Many years ago, I built a voice-based web browser for a client when only other competition was Unwired Planet (now called OpenWave) founded by Alain Rossman whom I worked with at Radius.  Interestingly enough, they were both based in Redwood Shores, situated across a lagoon from each other, the same lagoon that passes by my house.  One time I even visited my client in a canoe.  Now that's the kind of commute I can enjoy.

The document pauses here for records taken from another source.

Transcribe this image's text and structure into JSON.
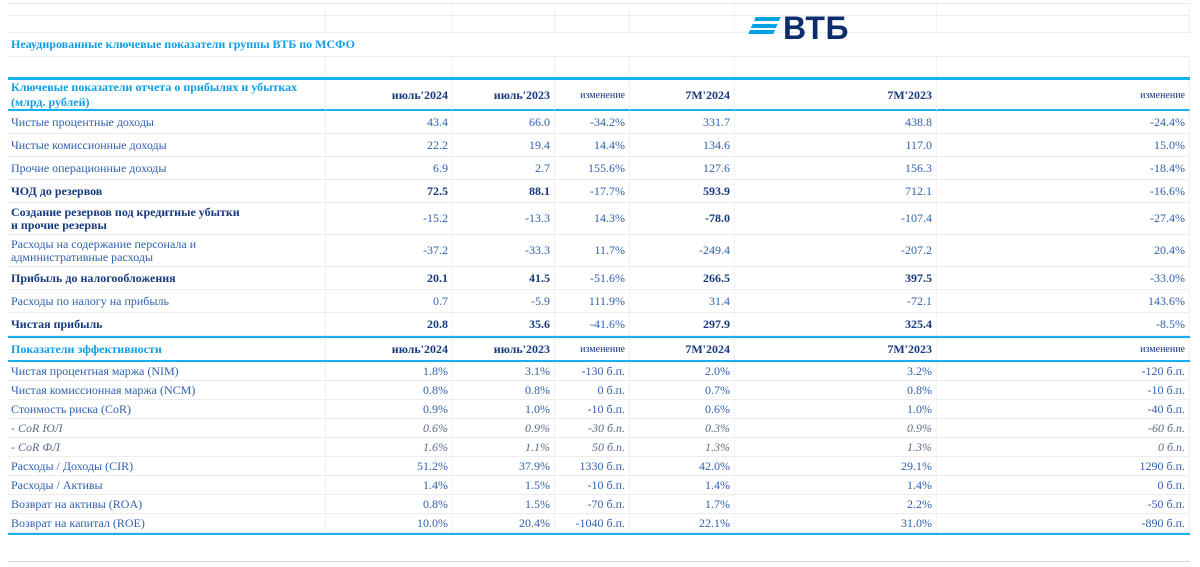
{
  "logo": {
    "brand": "ВТБ",
    "icon": "vtb-stripes-icon"
  },
  "title": "Неаудированные ключевые показатели группы ВТБ по МСФО",
  "columns": [
    "июль'2024",
    "июль'2023",
    "изменение",
    "7М'2024",
    "7М'2023",
    "изменение"
  ],
  "colors": {
    "accent_cyan": "#17b1ef",
    "section_azure": "#0f9ee3",
    "navy": "#163a7d",
    "value_blue": "#3061ae",
    "logo_blue": "#00a3e2",
    "logo_navy": "#0b2d6e"
  },
  "sections": [
    {
      "header": "Ключевые показатели отчета о прибылях и убытках (млрд. рублей)",
      "compact": false,
      "rows": [
        {
          "cells": [
            "Чистые процентные доходы",
            "43.4",
            "66.0",
            "-34.2%",
            "331.7",
            "438.8",
            "-24.4%"
          ]
        },
        {
          "cells": [
            "Чистые комиссионные доходы",
            "22.2",
            "19.4",
            "14.4%",
            "134.6",
            "117.0",
            "15.0%"
          ]
        },
        {
          "cells": [
            "Прочие операционные доходы",
            "6.9",
            "2.7",
            "155.6%",
            "127.6",
            "156.3",
            "-18.4%"
          ]
        },
        {
          "cells": [
            "ЧОД до резервов",
            "72.5",
            "88.1",
            "-17.7%",
            "593.9",
            "712.1",
            "-16.6%"
          ],
          "bold": [
            1,
            1,
            1,
            0,
            1,
            0,
            0
          ]
        },
        {
          "cells": [
            "Создание резервов под кредитные убытки\nи прочие резервы",
            "-15.2",
            "-13.3",
            "14.3%",
            "-78.0",
            "-107.4",
            "-27.4%"
          ],
          "bold": [
            1,
            0,
            0,
            0,
            1,
            0,
            0
          ]
        },
        {
          "cells": [
            "Расходы на содержание персонала и\nадминистративные расходы",
            "-37.2",
            "-33.3",
            "11.7%",
            "-249.4",
            "-207.2",
            "20.4%"
          ]
        },
        {
          "cells": [
            "Прибыль до налогообложения",
            "20.1",
            "41.5",
            "-51.6%",
            "266.5",
            "397.5",
            "-33.0%"
          ],
          "bold": [
            1,
            1,
            1,
            0,
            1,
            1,
            0
          ]
        },
        {
          "cells": [
            "Расходы по налогу на прибыль",
            "0.7",
            "-5.9",
            "111.9%",
            "31.4",
            "-72.1",
            "143.6%"
          ]
        },
        {
          "cells": [
            "Чистая прибыль",
            "20.8",
            "35.6",
            "-41.6%",
            "297.9",
            "325.4",
            "-8.5%"
          ],
          "bold": [
            1,
            1,
            1,
            0,
            1,
            1,
            0
          ]
        }
      ]
    },
    {
      "header": "Показатели эффективности",
      "compact": true,
      "rows": [
        {
          "cells": [
            "Чистая процентная маржа (NIM)",
            "1.8%",
            "3.1%",
            "-130 б.п.",
            "2.0%",
            "3.2%",
            "-120 б.п."
          ]
        },
        {
          "cells": [
            "Чистая комиссионная маржа (NCM)",
            "0.8%",
            "0.8%",
            "0 б.п.",
            "0.7%",
            "0.8%",
            "-10 б.п."
          ]
        },
        {
          "cells": [
            "Стоимость риска (CoR)",
            "0.9%",
            "1.0%",
            "-10 б.п.",
            "0.6%",
            "1.0%",
            "-40 б.п."
          ]
        },
        {
          "cells": [
            "-  CoR ЮЛ",
            "0.6%",
            "0.9%",
            "-30 б.п.",
            "0.3%",
            "0.9%",
            "-60 б.п."
          ],
          "italic": true
        },
        {
          "cells": [
            "-  CoR ФЛ",
            "1.6%",
            "1.1%",
            "50 б.п.",
            "1.3%",
            "1.3%",
            "0 б.п."
          ],
          "italic": true
        },
        {
          "cells": [
            "Расходы / Доходы (CIR)",
            "51.2%",
            "37.9%",
            "1330 б.п.",
            "42.0%",
            "29.1%",
            "1290 б.п."
          ]
        },
        {
          "cells": [
            "Расходы / Активы",
            "1.4%",
            "1.5%",
            "-10 б.п.",
            "1.4%",
            "1.4%",
            "0 б.п."
          ]
        },
        {
          "cells": [
            "Возврат на активы (ROA)",
            "0.8%",
            "1.5%",
            "-70 б.п.",
            "1.7%",
            "2.2%",
            "-50 б.п."
          ]
        },
        {
          "cells": [
            "Возврат на капитал (ROE)",
            "10.0%",
            "20.4%",
            "-1040 б.п.",
            "22.1%",
            "31.0%",
            "-890 б.п."
          ]
        }
      ]
    }
  ]
}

While Unwired Planet was focused on using the tiny display and the dialpad and ended up with WAP, my client wanted to use all aspects of the phone including speech recognition and generation (aka Text-To-Speech).  There was nothing like it so I put together what can best be described as VoiceXML 0.0 and built some PIM-like applications for executives on the go.

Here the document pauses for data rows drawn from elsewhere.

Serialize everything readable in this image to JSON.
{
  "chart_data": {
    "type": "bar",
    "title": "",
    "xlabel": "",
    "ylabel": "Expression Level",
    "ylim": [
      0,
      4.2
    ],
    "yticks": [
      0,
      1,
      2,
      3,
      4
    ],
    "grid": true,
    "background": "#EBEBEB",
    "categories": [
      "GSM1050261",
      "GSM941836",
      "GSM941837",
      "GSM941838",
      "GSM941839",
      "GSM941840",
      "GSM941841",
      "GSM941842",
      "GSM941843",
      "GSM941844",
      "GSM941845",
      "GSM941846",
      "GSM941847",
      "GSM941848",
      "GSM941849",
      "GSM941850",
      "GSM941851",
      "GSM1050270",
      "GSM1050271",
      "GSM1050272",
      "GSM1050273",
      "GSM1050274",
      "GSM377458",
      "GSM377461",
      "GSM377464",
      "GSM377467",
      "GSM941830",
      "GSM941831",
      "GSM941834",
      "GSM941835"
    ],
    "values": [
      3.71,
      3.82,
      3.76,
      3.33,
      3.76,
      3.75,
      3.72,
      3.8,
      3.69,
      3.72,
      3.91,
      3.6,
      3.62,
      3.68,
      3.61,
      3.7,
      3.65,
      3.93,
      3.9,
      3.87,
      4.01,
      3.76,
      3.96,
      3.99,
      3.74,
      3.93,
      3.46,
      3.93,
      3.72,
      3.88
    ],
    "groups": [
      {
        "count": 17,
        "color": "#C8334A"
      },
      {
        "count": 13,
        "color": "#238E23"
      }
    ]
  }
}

It was a fun project and having to call myself hundreds of times a day was an 'interesting' experience.  The company then ran out of funding and that was the end of it although patents were snapped up.  Last time I heard, Moses Ma bought the dialpad-based browser navigation patent.

After all these years, I am now doing some VoiceXML/CCXML development again.  It's a weird feeling seeing what I was working on matured, implemented and available widely.  VoiceXML 2.0 is W3C recommendation and CCXML 1.0 is close to completion.  There are many VoiceXML vendors and hosting services like Voxeo even offer free developer accounts to build and test telephony applications.  All this is so much easier than having to build everything myself.

Still, there are many irksome aspects of VoiceXML and CCXML that leads me to think the spec was developed without the benefit of advices from experienced XML gurus.  For example, CCXML has many attributes whose values are expected to be ECMAScript (aka Javascript) fragments which leads to some awkward XML expressions like this:

<assign name="state0" expr="'calling'" />

Note the single quotes inside double quotes.  As to why the CCXML WG didn't add an alternate attribute named 'value', I am clueless.  What's even more weird is that attribute names provide no hint on whether the value is suppose to be script fragment or textual value.  I would have postfixed '_expr' or prefixed 'j' to names of attributes whose value is script fragment.

While I am tempted to fix what's wrong with CCXML before it's finalized, I already have my hands full so this general advice will have to do:

There is more to XML than meets the eye.  If you are defining a new XML-based language, you really need to consult some XML gurus to avoid making silly mistakes like these and to avoid pitfalls.

If you don't know any, let me know and I'll recommend a few.